The best opportunity is to establish a new private city in a rural area of a state that pledges not to bother you. As far as I can tell, that is the approach of Praxis. First, you create an online community with people who share a vision for a new society. Then, you raise funds to build a new (centralized) city in a state that promises to let you do whatever you want – presumably in exchange for a fee.

That plan may work, but it probably won’t for the reason Balaji mentions in How to Start a New Country:

Moreover, while an existing state may be content to let people harmlessly LARP a fake country in their backyard, an actual threat to sovereignty typically produces a response with real guns, whether that be the Falklands or Sakhalin.

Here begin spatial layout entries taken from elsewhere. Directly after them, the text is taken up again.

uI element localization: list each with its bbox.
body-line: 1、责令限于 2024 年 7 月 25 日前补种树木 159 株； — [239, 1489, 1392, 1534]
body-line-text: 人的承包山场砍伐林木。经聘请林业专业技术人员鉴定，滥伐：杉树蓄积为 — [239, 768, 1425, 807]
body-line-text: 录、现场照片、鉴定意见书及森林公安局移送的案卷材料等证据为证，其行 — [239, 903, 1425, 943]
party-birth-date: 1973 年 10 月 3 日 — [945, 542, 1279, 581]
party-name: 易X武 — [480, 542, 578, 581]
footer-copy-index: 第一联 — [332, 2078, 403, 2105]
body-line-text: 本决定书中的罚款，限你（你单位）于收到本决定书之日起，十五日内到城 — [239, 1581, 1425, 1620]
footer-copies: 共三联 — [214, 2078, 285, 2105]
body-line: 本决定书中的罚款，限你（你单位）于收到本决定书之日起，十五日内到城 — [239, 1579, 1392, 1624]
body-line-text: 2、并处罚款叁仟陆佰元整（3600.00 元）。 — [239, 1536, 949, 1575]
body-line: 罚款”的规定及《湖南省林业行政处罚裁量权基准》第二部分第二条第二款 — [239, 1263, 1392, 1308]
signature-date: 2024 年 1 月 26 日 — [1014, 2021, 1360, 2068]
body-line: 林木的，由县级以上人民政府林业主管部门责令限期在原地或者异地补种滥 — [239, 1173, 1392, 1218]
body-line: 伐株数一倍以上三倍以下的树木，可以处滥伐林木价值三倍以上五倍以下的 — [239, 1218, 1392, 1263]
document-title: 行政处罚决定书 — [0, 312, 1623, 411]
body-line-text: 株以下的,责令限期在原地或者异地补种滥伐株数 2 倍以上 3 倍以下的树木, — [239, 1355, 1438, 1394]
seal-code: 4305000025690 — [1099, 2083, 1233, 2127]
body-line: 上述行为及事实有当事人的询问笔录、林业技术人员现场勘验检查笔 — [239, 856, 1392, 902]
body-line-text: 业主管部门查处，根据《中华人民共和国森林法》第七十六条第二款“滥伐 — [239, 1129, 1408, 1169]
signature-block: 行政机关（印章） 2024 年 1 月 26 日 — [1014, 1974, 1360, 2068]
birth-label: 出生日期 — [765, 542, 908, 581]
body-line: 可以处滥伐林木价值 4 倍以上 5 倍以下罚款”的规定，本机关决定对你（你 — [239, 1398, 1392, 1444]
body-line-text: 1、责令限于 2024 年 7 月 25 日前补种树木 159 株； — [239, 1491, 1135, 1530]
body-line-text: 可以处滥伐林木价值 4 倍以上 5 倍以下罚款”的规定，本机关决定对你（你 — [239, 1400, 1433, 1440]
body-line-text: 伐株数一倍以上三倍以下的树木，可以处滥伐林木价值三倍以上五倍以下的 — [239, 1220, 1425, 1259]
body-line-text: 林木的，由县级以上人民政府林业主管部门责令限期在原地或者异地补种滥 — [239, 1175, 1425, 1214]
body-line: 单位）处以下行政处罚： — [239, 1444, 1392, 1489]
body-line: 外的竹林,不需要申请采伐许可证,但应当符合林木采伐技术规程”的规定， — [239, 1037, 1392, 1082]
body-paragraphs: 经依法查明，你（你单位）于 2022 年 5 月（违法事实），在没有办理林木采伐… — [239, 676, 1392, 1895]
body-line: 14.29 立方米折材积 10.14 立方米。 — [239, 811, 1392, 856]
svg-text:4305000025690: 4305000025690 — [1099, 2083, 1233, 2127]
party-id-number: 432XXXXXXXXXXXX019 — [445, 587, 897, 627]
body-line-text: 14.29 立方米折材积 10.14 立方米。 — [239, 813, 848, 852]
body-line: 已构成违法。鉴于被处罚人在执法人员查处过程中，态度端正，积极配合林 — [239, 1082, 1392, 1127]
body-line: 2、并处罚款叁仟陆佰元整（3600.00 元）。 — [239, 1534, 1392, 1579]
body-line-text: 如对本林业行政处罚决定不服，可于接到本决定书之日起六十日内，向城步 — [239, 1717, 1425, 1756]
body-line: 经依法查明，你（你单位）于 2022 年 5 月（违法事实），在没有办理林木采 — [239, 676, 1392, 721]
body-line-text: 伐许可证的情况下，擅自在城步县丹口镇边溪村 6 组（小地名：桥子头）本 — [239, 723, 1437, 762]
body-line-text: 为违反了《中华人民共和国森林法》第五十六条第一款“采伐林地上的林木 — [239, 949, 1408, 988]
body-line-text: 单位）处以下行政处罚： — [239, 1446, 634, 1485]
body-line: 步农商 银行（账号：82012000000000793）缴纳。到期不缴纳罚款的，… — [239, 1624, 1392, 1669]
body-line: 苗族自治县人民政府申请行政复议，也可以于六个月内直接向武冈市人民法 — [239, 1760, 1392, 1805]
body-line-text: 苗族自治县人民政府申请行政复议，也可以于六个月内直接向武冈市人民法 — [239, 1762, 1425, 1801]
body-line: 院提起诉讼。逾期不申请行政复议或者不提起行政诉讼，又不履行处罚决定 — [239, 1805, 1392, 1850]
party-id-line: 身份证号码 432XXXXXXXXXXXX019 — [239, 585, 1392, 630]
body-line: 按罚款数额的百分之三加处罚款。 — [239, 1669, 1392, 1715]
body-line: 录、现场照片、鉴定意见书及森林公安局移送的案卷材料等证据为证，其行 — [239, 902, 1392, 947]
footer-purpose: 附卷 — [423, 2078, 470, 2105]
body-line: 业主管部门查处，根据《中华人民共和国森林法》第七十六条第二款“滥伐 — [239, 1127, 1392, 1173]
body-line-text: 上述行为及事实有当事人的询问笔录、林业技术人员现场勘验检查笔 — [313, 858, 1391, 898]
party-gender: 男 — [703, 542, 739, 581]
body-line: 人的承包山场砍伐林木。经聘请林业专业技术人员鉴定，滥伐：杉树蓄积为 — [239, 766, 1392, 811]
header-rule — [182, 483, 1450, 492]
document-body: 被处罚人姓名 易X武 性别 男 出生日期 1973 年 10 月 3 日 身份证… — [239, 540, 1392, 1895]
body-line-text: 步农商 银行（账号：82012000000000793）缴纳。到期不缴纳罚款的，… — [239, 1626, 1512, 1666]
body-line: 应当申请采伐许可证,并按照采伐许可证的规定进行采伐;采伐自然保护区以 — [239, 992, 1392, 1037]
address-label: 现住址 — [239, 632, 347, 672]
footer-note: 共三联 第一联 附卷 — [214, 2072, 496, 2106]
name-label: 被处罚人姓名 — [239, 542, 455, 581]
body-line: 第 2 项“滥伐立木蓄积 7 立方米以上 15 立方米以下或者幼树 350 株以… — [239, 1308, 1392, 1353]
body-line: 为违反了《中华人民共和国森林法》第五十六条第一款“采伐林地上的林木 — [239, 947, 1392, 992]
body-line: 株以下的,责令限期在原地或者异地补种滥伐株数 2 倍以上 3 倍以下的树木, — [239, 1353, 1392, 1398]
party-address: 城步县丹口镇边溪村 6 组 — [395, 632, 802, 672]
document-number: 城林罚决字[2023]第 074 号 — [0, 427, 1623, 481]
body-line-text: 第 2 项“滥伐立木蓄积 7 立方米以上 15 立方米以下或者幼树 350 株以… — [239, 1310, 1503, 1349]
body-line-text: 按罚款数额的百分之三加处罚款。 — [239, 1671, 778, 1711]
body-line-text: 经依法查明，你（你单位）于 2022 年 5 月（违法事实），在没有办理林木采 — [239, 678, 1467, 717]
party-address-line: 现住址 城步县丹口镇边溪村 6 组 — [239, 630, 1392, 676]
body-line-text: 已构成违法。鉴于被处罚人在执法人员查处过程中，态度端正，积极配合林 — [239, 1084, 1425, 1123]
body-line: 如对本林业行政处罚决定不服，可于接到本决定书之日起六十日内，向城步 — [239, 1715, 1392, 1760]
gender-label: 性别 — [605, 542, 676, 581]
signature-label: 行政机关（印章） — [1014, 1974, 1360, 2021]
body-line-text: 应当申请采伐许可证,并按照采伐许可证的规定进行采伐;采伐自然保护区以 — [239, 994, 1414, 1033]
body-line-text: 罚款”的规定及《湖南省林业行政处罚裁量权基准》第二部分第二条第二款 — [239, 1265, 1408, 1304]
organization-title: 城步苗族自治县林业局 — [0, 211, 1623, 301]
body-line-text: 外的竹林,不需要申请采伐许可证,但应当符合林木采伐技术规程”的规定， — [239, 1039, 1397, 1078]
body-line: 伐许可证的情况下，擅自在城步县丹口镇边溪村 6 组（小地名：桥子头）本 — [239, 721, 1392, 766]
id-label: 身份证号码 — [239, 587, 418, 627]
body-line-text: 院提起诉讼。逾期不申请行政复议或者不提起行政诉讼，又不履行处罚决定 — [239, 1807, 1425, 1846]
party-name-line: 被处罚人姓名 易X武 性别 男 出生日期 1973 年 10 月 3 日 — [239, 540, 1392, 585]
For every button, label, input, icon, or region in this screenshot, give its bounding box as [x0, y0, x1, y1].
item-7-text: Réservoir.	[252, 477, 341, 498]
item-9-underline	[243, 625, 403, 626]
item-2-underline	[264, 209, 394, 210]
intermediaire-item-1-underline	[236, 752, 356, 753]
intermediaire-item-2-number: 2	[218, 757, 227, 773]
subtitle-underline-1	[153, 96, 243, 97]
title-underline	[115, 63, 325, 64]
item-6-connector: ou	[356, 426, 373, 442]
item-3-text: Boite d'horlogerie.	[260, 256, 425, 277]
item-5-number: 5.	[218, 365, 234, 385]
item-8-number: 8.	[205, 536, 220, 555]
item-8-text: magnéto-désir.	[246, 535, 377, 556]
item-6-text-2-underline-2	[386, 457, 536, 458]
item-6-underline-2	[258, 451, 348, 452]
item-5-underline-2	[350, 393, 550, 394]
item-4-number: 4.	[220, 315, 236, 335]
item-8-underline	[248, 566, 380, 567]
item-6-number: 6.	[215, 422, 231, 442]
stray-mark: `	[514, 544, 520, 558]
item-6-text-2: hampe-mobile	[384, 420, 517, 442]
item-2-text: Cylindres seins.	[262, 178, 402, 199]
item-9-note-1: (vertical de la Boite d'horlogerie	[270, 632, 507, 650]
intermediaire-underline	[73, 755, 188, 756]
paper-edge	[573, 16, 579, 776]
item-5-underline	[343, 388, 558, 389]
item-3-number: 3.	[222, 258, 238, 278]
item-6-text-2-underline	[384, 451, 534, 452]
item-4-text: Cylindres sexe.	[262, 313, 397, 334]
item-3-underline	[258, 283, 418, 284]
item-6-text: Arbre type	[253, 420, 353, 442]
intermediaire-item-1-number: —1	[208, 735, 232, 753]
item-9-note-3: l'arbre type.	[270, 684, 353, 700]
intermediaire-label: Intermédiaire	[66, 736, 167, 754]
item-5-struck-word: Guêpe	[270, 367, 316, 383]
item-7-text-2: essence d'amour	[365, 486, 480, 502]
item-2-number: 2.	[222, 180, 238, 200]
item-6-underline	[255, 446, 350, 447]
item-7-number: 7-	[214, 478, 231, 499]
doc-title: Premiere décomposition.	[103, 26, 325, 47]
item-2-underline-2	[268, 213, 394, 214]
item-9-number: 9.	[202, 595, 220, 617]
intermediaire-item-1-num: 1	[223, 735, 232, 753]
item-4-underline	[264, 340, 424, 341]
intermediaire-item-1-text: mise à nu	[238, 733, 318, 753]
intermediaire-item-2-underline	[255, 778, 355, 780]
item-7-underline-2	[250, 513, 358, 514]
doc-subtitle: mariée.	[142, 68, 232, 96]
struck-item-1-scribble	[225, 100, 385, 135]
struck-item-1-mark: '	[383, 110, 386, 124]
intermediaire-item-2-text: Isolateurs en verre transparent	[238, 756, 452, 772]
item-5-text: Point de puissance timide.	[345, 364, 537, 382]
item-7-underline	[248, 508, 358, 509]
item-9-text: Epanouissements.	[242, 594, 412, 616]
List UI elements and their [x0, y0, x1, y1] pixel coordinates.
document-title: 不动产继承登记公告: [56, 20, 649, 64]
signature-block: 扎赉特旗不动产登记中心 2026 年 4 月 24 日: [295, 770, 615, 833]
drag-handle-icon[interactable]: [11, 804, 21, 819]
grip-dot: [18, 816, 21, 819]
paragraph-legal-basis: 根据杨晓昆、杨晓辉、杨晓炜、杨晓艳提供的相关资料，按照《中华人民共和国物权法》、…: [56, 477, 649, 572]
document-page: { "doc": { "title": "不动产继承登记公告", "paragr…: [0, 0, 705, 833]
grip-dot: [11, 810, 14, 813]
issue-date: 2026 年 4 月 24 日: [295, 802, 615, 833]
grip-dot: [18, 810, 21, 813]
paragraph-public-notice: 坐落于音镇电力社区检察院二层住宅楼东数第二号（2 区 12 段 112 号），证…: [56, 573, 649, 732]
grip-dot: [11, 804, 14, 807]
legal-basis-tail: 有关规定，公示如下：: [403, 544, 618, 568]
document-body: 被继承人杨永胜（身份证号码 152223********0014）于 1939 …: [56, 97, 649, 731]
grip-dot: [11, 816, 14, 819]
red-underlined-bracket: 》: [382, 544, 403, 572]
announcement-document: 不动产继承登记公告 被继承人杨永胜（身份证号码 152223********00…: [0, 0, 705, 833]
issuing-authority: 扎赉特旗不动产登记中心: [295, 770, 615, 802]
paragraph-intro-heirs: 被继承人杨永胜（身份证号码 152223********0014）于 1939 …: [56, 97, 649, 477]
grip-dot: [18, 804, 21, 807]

Having abandoned our previous defense strategy – decentralized territory – we are back to the war problem; “You and what army?” as they say. Note that even though Praxis is listed on Balaji’s network state dashboard, they’re not trying to become a network state. Instead, they’re following the traditional private city approach that many others before them have tried. The reason they might succeed where others have failed is that they built an online community of motivated people first. A city is an inherently social affair that partly works via the network effect, making starting from scratch difficult. But having a pre-established online community may help them overcome the initial hurdle of gathering enough people. Still, the issue of defense remains. Without sovereignty, the state the city is built in can decide to change the contract, charge more taxes, or take over the city at any point. Worse, this danger increases the more successful such a project becomes.

(I have already written one other post on the subject of private cities and new countries called Cloud Countries, without the warm glow.)